Other embodiments of the present invention make it possible to perform the synthesis of various types of filters such as, for example, those of Bessel, Legendre or Tchebyscheff.
The recursive digital filters of the invention with power of two coefficients have filtering rates in real time a thousand times faster than those achieved by means of conventional minicomputers equiped with a wired or microprogrammed floating point calculation module.
The time required by the filters of the invention to calculate a filtered point is of the order of a few hundreds of nanoseconds which allows an increased rate of the analog input signal sampling and minimizes the influence of spectrum overlap. The low calculation time also allows several digital filter modules of a similar or of differing types to be placed in series enabling transfer functions of a more general nature to be obtained.
The filters on the invention can advantageously replace analog filters when the necessary cut-off frequencies are very low. In actual fact, on the strength of their performance, ease of development and cost price, they should find a wide range of applications wherever the characteristics of analog filters prove to be insufficient, which is essentially the case of low-pass filtering with very low cut-off frequencies.

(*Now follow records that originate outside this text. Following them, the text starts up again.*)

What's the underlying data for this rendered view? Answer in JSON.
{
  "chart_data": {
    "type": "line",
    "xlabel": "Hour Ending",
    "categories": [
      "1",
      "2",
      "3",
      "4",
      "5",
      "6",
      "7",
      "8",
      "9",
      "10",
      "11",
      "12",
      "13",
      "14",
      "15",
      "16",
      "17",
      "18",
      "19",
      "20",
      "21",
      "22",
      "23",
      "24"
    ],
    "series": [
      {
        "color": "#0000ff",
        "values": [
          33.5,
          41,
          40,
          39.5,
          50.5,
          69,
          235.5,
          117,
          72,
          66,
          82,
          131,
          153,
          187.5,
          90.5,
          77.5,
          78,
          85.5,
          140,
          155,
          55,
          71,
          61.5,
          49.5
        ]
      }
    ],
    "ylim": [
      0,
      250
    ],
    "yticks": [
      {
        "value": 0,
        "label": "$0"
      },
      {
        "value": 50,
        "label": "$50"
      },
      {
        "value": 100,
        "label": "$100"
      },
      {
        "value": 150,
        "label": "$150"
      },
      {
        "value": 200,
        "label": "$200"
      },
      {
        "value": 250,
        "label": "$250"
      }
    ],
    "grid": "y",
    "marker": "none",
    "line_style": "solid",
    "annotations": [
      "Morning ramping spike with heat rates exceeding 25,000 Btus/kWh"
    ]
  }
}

The low-pass filtering of measuring signals is poorly resolved by analog filters when cut-off frequencies drop below 1 Hz. The analog filters available for these frequencies lack stability and are not easily reproducible as regards phase response; moreover, the cost price is high. Digital filters, on their other hand, are well suited to the filtering of very low frequencies: they do not drift and, for a given calculation algorithm, present a perfectly defined phase response.
A digital filter can operate either in delayed time or in real time. It is said to operate in real time if the calculation of a filtered point at a given moment in time only resorts to input analog signal samples corresponding to previous moments in time or equal to the given moment. Furthermore, the calculation time of a filtered point must be less than the sampling period. The advantage of operating in real time is apparent, for instance, in the reduction of the volume of data to be transmitted to a central data processing computer, or else in the possibility of including the data acquisition and pre-processing system in a control loop.
It is a known fact that if it is desired to sample a signal at a sampling frequency f.sub.e, the signal to be sampled should not contain any frequency components greater than f.sub.e /2 so as to obviate any spectrum overlap. It is thus essential, before sampling the signal and filtering it digitally, to conduct an analog prefiltering process in order to eliminate the signal components with frequencies greater than half the sampling frequency. By way of illustration, let us take the case of a second order low-pass analog pre-filtering stage with a cut-off frequency of 10 Hz and a -40 dB per decade attenuation. We then find that, to digitally filter frequency components of the signal with a given accuracy of 10.sup.-2, 10.sup.-3 or 10.sup.-4, for instance, we must maintain the frequencies below 100, 300 or 1000 Hz respectively in the analog pre-filtering stage. This imposes sampling frequencies, f.sub.e, of 200, 600 and 2000 Hz respectively.
2. Description of the Prior Art
E. Haziza and J. Appel's article entitled "The real time filtering of measurements carried out in the wind-tunnel" (NT Office National d'Etudes et de Recherches Aerospatiales, 3/7146 PY) shows to what extent a minicomputer used for measurement, data acquisition and storage is also capable of digitally filtering in real time the signals obtained. The programmed filter is a second order low-pass recursive filter and the digital filtering capacity in real time of the minicomputer is 8 measurement channels each one of which is sampled 200 times per second.
It is immediately obvious that when the desired accuracy level is high (10.sup.-4 for example) and the number of channels to be filtered is substantial (of the order of a few tens) such an acquisition and storage minicomputer is no longer able to carry out real time digital filtering conventionnally.